Thanks for providing extra technical detail. However, I'm more curious with what's happening on the backend.

As far as I can tell, the your differentiation from something like MS Sharepoint or DropBox is an integrated OCR to extract keywords, and Artificial Intelligence to help filter (or "screen" as your landing pages call it). Is there more to your special sauce that I have overlooked?

Also, where are you storing customers' data? Amazon S3? In house servers? Are you using something like ElasticSearch or did you build your own search engine?

1 comments

Dropbox is really great for storing and syncing files across devices. It doesn't have a rich set of pre-built filters, you can only store files, not mixed content including links, contacts, etc. So, Shelf is really a complementary solution for Dropbox and can sit on top of it, combining the Dropbox content with other content from a single interface.

Sharepoint is of course very powerful. And that means you typically need a project to make it work. Shelf works out of the box, is opinionated and let's you get started with minimal to no configuration setup.

Yes, we use Amazon S3 for content uploaded to Shelf (encrypted of course) and we utilize ElasticSearch as well.

You needn't be all that specific, but how do you securely search the encrypted data?
Data is secured at rest and in transmission.
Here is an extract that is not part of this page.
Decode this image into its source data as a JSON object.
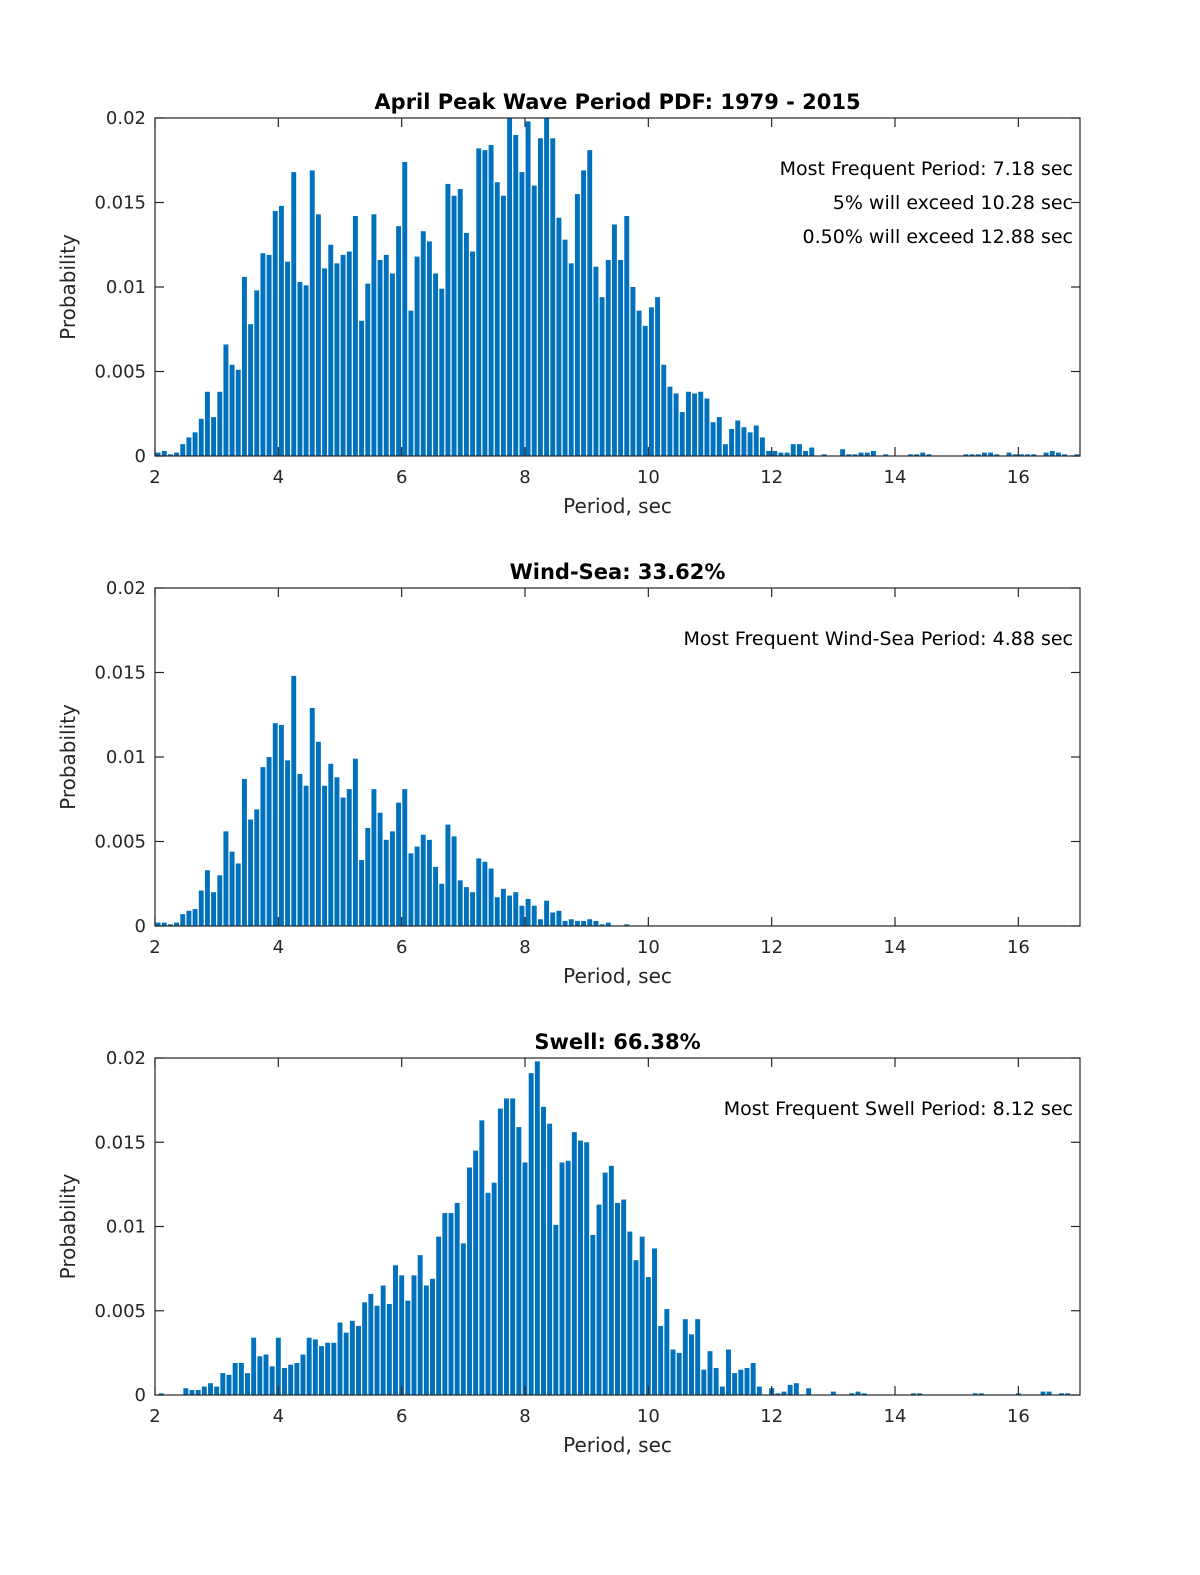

We take every measure available in Elastic to secure the search indexes themselves.
Ah, so the indexes are secured - but are they encrypted?
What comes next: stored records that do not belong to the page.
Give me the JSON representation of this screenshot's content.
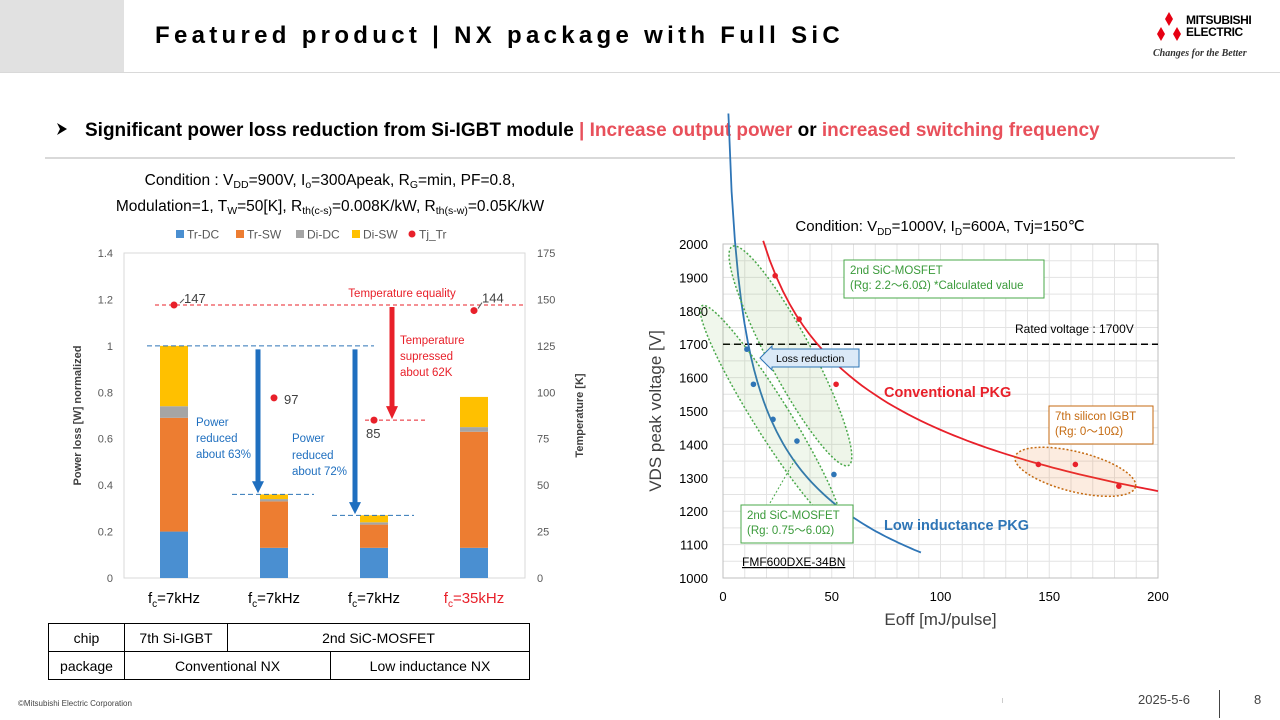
{
  "header": {
    "title": "Featured product | NX package with Full SiC",
    "logo_name_1": "MITSUBISHI",
    "logo_name_2": "ELECTRIC",
    "logo_tagline": "Changes for the Better"
  },
  "bullet": {
    "text_bold": "Significant power loss reduction from Si-IGBT module",
    "sep": " | ",
    "pink_1": "Increase output power",
    "or": " or ",
    "pink_2": "increased switching frequency"
  },
  "left_condition": {
    "l1_a": "Condition : V",
    "l1_dd": "DD",
    "l1_b": "=900V, I",
    "l1_o": "o",
    "l1_c": "=300Apeak, R",
    "l1_g": "G",
    "l1_d": "=min, PF=0.8,",
    "l2_a": "Modulation=1, T",
    "l2_w": "W",
    "l2_b": "=50[K], R",
    "l2_s1": "th(c-s)",
    "l2_c": "=0.008K/kW, R",
    "l2_s2": "th(s-w)",
    "l2_d": "=0.05K/kW"
  },
  "chart_data": [
    {
      "type": "bar",
      "stacked": true,
      "legend_position": "top",
      "legend": [
        "Tr-DC",
        "Tr-SW",
        "Di-DC",
        "Di-SW",
        "Tj_Tr"
      ],
      "categories": [
        "fc=7kHz",
        "fc=7kHz",
        "fc=7kHz",
        "fc=35kHz"
      ],
      "category_parts": [
        {
          "main": "f",
          "sub": "c",
          "rest": "=7kHz",
          "color": "#000000"
        },
        {
          "main": "f",
          "sub": "c",
          "rest": "=7kHz",
          "color": "#000000"
        },
        {
          "main": "f",
          "sub": "c",
          "rest": "=7kHz",
          "color": "#000000"
        },
        {
          "main": "f",
          "sub": "c",
          "rest": "=35kHz",
          "color": "#e8202a"
        }
      ],
      "series": [
        {
          "name": "Tr-DC",
          "color": "#4a8fd1",
          "values": [
            0.2,
            0.13,
            0.13,
            0.13
          ]
        },
        {
          "name": "Tr-SW",
          "color": "#ed7d31",
          "values": [
            0.49,
            0.2,
            0.1,
            0.5
          ]
        },
        {
          "name": "Di-DC",
          "color": "#a5a5a5",
          "values": [
            0.05,
            0.01,
            0.01,
            0.02
          ]
        },
        {
          "name": "Di-SW",
          "color": "#ffc000",
          "values": [
            0.26,
            0.02,
            0.03,
            0.13
          ]
        }
      ],
      "tj_series": {
        "name": "Tj_Tr",
        "color": "#e8202a",
        "values": [
          147,
          97,
          85,
          144
        ],
        "labels": [
          "147",
          "97",
          "85",
          "144"
        ]
      },
      "ylabel": "Power loss [W] normalized",
      "y2label": "Temperature [K]",
      "ylim": [
        0,
        1.4
      ],
      "y2lim": [
        0,
        175
      ],
      "yticks": [
        "0",
        "0.2",
        "0.4",
        "0.6",
        "0.8",
        "1",
        "1.2",
        "1.4"
      ],
      "y2ticks": [
        "0",
        "25",
        "50",
        "75",
        "100",
        "125",
        "150",
        "175"
      ],
      "annotations": {
        "temp_equality": "Temperature equality",
        "temp_suppressed_1": "Temperature",
        "temp_suppressed_2": "supressed",
        "temp_suppressed_3": "about 62K",
        "power_63_1": "Power",
        "power_63_2": "reduced",
        "power_63_3": "about 63%",
        "power_72_1": "Power",
        "power_72_2": "reduced",
        "power_72_3": "about 72%"
      }
    },
    {
      "type": "scatter",
      "title_parts": {
        "a": "Condition: V",
        "sub": "DD",
        "b": "=1000V, I",
        "sub2": "D",
        "c": "=600A, Tvj=150℃"
      },
      "xlabel": "Eoff [mJ/pulse]",
      "ylabel": "VDS peak voltage [V]",
      "xlim": [
        0,
        200
      ],
      "ylim": [
        1000,
        2000
      ],
      "xticks": [
        "0",
        "50",
        "100",
        "150",
        "200"
      ],
      "yticks": [
        "1000",
        "1100",
        "1200",
        "1300",
        "1400",
        "1500",
        "1600",
        "1700",
        "1800",
        "1900",
        "2000"
      ],
      "grid": true,
      "rated_voltage": {
        "value": 1700,
        "label": "Rated voltage : 1700V"
      },
      "series": [
        {
          "name": "Conventional PKG",
          "color": "#e8202a",
          "points": [
            [
              24,
              1905
            ],
            [
              35,
              1775
            ],
            [
              52,
              1580
            ],
            [
              145,
              1340
            ],
            [
              162,
              1340
            ],
            [
              182,
              1275
            ]
          ]
        },
        {
          "name": "Low inductance PKG",
          "color": "#2e75b6",
          "points": [
            [
              11,
              1685
            ],
            [
              14,
              1580
            ],
            [
              23,
              1475
            ],
            [
              34,
              1410
            ],
            [
              51,
              1310
            ]
          ]
        }
      ],
      "annotations": {
        "sic2_upper_1": "2nd SiC-MOSFET",
        "sic2_upper_2": "(Rg: 2.2～6.0Ω) *Calculated value",
        "sic2_lower_1": "2nd SiC-MOSFET",
        "sic2_lower_2": "(Rg: 0.75～6.0Ω)",
        "igbt_1": "7th silicon IGBT",
        "igbt_2": "(Rg: 0～10Ω)",
        "loss_reduction": "Loss reduction",
        "part_number": "FMF600DXE-34BN"
      }
    }
  ],
  "config_table": {
    "r1": [
      "chip",
      "7th Si-IGBT",
      "2nd SiC-MOSFET"
    ],
    "r2": [
      "package",
      "Conventional NX",
      "Low inductance NX"
    ]
  },
  "footer": {
    "copyright": "©Mitsubishi Electric Corporation",
    "date": "2025-5-6",
    "page": "8"
  }
}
You don't need to answer. It's okay. I'm largely asking because I've been thinking about writing an series of essays on the subject of security and one of the topics I have taken some notes about is searching encrypted data.

If the index isn't secure, it kind of defeats the idea of encryption - someone need only make off with the index and be able to draw some conclusions. More so if it's relational.
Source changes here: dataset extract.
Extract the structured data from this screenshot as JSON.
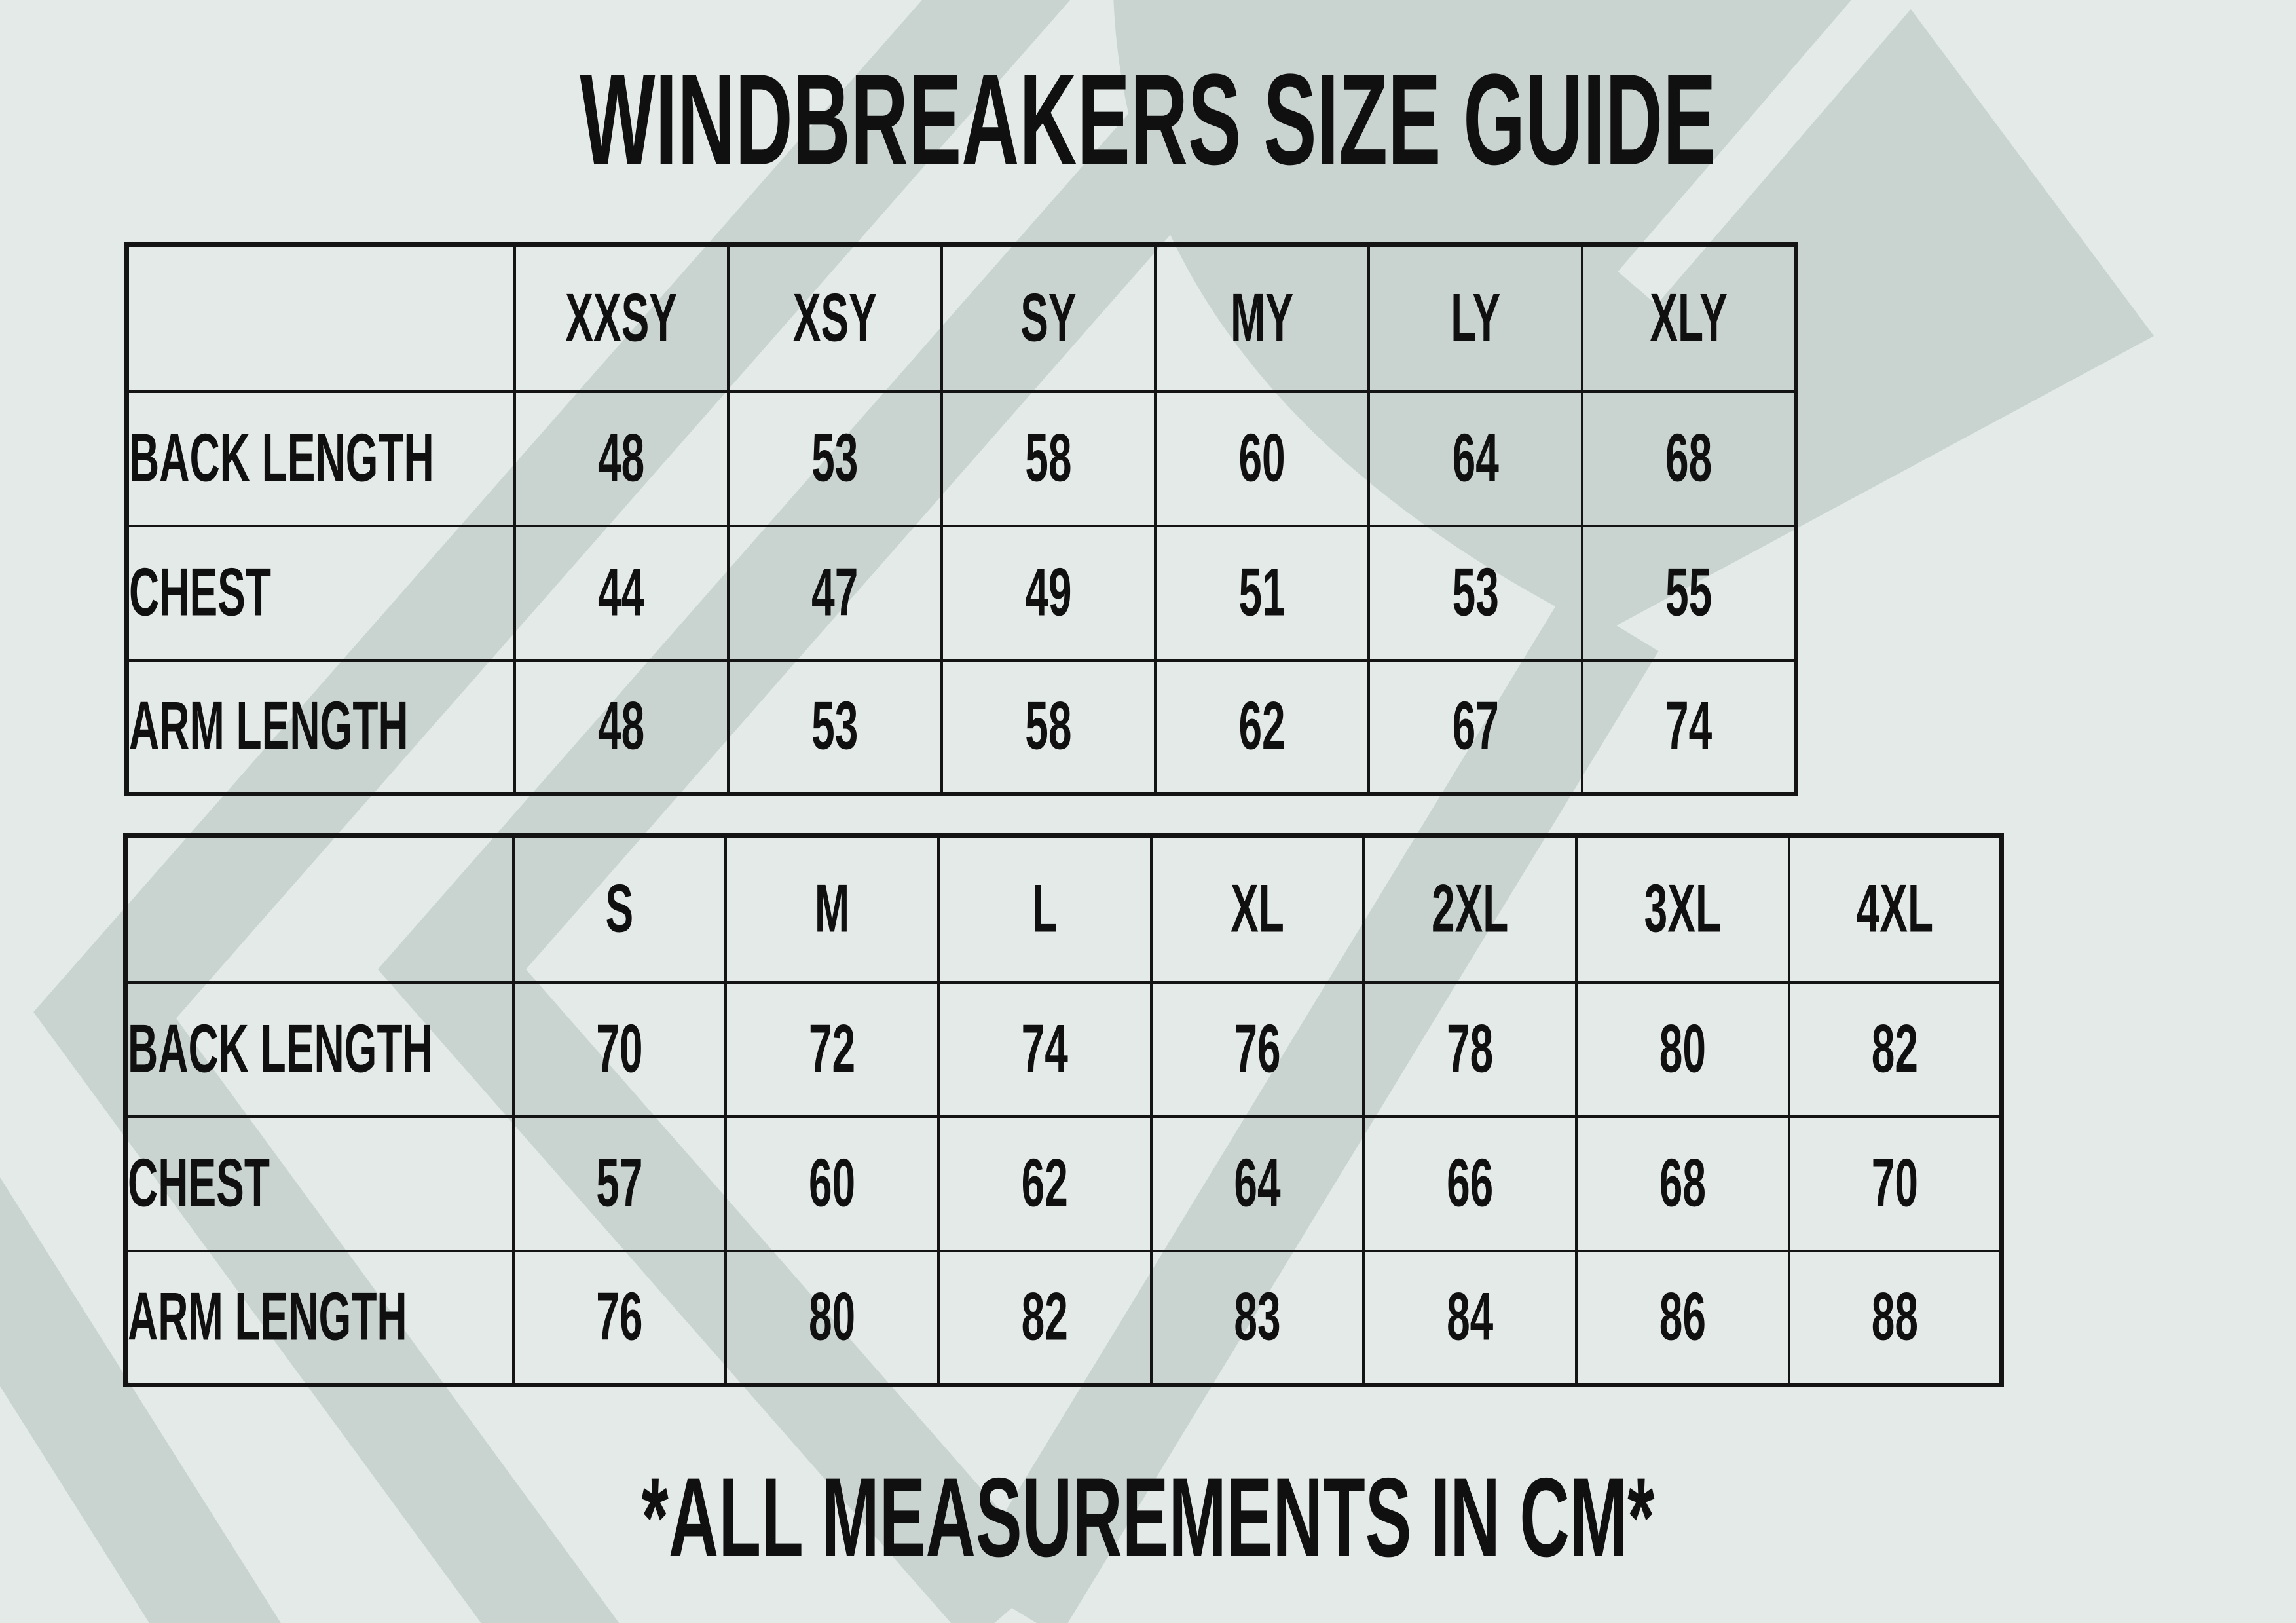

There are different ways that some go about this, one is the hash with individual words with a unique salt and search for the hashes, but that has its own set of problems, like the ability to eliminate words like 'the' and 'it' from search queries. Well, at least computationally easy.

So, it's purely for my own curiosity that I ask. I imagine it might be doable to load it into RAM, the whole DB - if it's small enough or you have enough RAM, and then do the searches there in an encrypted environment?

I am not so concerned with exfiltration by 'hackers' so much as I'm concerned with exfiltration by employees. Should I get to writing the essays, that's going to be a central theme - protecting data from rogue employees with the increased use of cloud services in today's business environment.

Again, I'd not want you to feel obligated to release anything proprietary or anything that would compromise your security.